Effects on nutrition and, a fecal bank? 

Studying microbial communities in poop can also inform nutritional practices and interventions to help prevent disease in the first place. We can learn which microbes are most beneficial and nurture them by eating the right food. This process has already begun. Certain microbes found in obese humans (e.g., Enterobacter cloacae strain B29) have been shown to cause obesity in germ-free mice when those mice eat a high fat diet. Their presence increases when eating a high-fat diet, but decreases when eating a low fat diet. Other microbes (e.g., Bifidobacterium species) may even protect against obesity. This interplay between diet and microbes affects other conditions as well. For instance, if one’s gut is inhabited by microbes that digest fiber into butyrate (a compound that both reduces inflammation and feeds cells in the colon), eating a high-fiber diet may reduce risk of colon cancer. Future research into the gut microbiome can identify key microbes and determine which foods help them thrive.

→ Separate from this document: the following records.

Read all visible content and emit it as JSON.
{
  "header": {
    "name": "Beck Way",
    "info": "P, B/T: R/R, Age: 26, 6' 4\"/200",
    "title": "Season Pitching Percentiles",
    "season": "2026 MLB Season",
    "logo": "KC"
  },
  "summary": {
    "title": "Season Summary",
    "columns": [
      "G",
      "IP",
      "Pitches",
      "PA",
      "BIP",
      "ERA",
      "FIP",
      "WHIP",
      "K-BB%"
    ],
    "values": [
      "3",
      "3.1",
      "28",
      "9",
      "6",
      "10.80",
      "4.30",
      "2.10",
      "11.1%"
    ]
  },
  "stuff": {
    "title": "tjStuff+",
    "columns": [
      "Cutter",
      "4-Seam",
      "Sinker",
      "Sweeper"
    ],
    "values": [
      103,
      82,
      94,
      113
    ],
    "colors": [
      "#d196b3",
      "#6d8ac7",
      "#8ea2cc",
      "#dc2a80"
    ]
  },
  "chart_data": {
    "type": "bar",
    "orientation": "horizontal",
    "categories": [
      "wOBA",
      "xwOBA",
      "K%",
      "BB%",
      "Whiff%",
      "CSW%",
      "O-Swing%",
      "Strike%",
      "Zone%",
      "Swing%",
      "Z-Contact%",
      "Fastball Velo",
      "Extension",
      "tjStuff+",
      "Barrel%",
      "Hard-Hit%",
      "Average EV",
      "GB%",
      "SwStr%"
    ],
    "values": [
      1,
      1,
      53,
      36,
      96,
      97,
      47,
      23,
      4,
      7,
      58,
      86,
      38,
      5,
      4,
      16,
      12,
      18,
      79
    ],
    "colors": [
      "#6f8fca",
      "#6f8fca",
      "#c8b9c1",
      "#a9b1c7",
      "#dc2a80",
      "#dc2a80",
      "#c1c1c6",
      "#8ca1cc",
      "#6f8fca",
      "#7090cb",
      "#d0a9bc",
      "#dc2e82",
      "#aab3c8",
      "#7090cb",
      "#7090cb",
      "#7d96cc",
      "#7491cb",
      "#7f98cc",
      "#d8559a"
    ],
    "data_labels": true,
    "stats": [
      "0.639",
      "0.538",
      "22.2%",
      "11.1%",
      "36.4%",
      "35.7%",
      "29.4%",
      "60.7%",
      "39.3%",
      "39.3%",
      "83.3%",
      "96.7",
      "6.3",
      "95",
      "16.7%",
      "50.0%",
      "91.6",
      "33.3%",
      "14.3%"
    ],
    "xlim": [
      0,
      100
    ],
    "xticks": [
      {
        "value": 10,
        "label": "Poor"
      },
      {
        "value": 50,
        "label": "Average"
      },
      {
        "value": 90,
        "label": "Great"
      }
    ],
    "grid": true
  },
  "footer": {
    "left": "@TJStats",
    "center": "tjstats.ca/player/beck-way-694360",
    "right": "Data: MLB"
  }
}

Modern diets and lifestyles have changed our gut microbes, but we can preserve the marvelous microbial diversity in humans worldwide. Villagers in a recently discovered community in Amazonian Venezuela had a greater diversity of microbes than their American or Malawian counterparts. Like conserving heirloom varieties of seeds for agriculture, we should save and catalog fecal samples of people from a wide array of cultures, including those who are less touched by the diseases of modernity (like obesity). By keeping a fecal bank, we could have stocks to replenish our internal communities and preserve the microbial  travelers that have co-evolved with us for tens of thousands of years.

Poop is ubiquitous and full of promise. Overcoming our ingrained fear of feces could fundamentally change medical practice and give us tools to help remediate the economic costs and immeasurable discomfort caused by chronic and infectious diseases. By expanding the borders of the fecal frontier, we can enhance and save countless lives.

Disclaimer: Fecal transplants should ALWAYS be performed under physician supervision.